2. Paris, 1992 : l'étonnement du sauvage
Bizarre cette brusque naissance / existence d'un peuple et d'un pays. La
loi est venue d'ailleurs, quelqu'un a dit qu'on existait, avant on ne le savait
pas. Première imposition du dominateur et, peut-être, la plus lourde en
conséquences. On rentre d'un coup au milieu d'une histoire, et ce n'est pas
la nôtre. Comment rentre-t-on dans le temps? Le temps arrive-t-il par la
mer?Il est évident que le temps y était. Mais, c'était un autre temps, un
temps nommé par l'autre «primitif». Temps primitif (ou non-temps) et
temps civilisé, les deux se feront représenter par le futur brésilien4.
Le temps primitif, nous pourrions l'appeler mythique comme le font les
ethnologues et les historiens des religions. Ce temps-là ne se confond pas
avec le temps chronologique, on le sait. La réalité ne se présente donc pas
comme une suite logique de faits, elle est complètement imbriquée avec une
perception imaginative du monde. Le temps non filtré par la raison échappe
à toute causalité.
Seules nous concernent nos propres naissances. Celle de l'Humanité,
celle de la Raison-en-nous, celle de notre corps. Nous, nous de l'autre côté,
nous avons de surcroît une naissance bâtarde: nous sommes nés en tant que
peuple au beau milieu de votre histoire. Éclosion d'une préhistoire dans
l'histoire et dans ce temps arrivé en bateau... Le temps arrivé avec la flotte
de Cabral est le temps civilisé, temps efficace, linéaire et raisonné qui saura
s'imposer sans difficulté. Il apporte son beau cadeau empoisonné, les idées
de progrès, d'évolution, de mort.
S'il s'agissait simplement d'une superposition temporelle, où le temps
logique l'emporterait sur le temps mythique, le phénomène serait banal. Ce
qui constitue à mon avis l'intérêt et la complexité du phénomène brésilien,
c'est que le métissage des gens conduira au métissage des temps. Disons
plutôt une greffe du temps, comme pour la raison ou la logique. Nous ne
nous lassons pas de le mener en bateau, ce temps arrivé par la mer...
Puisque l'instant est toujours plus puissant que la durée, nous avons fait
notre pari: Sauvage, Indien ou Brésilien, nous nous mouvons dans l'histoire
au rythme saccadé des percussions. Enfants dionysiaques, seuls comptent
l'éclosion, le spasme, la convulsion, le présent. Goût de l'éphémère et de la
4Marcio Tavares do AMARAL, dans un article sur quelques aspects de la "mentalité"
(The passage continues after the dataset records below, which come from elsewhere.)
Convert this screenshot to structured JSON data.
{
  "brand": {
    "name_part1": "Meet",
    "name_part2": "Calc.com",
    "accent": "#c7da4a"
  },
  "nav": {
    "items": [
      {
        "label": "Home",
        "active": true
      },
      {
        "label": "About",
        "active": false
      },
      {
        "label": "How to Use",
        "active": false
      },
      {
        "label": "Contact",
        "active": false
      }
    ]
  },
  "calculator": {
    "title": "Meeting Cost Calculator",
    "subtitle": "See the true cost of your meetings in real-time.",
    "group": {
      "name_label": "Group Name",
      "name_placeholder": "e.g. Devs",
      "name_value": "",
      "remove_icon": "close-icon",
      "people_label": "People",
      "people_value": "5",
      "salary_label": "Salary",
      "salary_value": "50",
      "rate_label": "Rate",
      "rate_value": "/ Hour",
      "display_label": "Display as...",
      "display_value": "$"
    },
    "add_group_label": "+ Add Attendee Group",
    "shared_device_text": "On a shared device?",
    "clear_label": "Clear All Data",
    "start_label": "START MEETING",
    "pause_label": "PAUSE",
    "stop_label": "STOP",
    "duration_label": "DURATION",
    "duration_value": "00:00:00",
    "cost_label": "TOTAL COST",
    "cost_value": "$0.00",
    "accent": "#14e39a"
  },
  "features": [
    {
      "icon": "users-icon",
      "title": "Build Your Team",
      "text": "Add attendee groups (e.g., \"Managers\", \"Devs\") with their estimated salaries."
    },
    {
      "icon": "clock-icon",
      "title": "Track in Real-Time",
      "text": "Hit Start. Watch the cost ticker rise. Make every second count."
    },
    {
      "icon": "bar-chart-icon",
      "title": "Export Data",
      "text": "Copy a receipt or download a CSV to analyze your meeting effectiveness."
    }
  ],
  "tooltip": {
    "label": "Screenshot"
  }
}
brésilienne, et notamment sur le rapport à la temporalité, appelle "temporalité naturelle"
"notre" temps où l'absence des notions comme I'histoire et le progrès, rend notre être-au-
monde "passablement difficile à comprendre pour un Européen moyen" ("Le Brésil au jour le
jour", trad. Alice Raillard, in Traverses, Paris, 1985, p.127).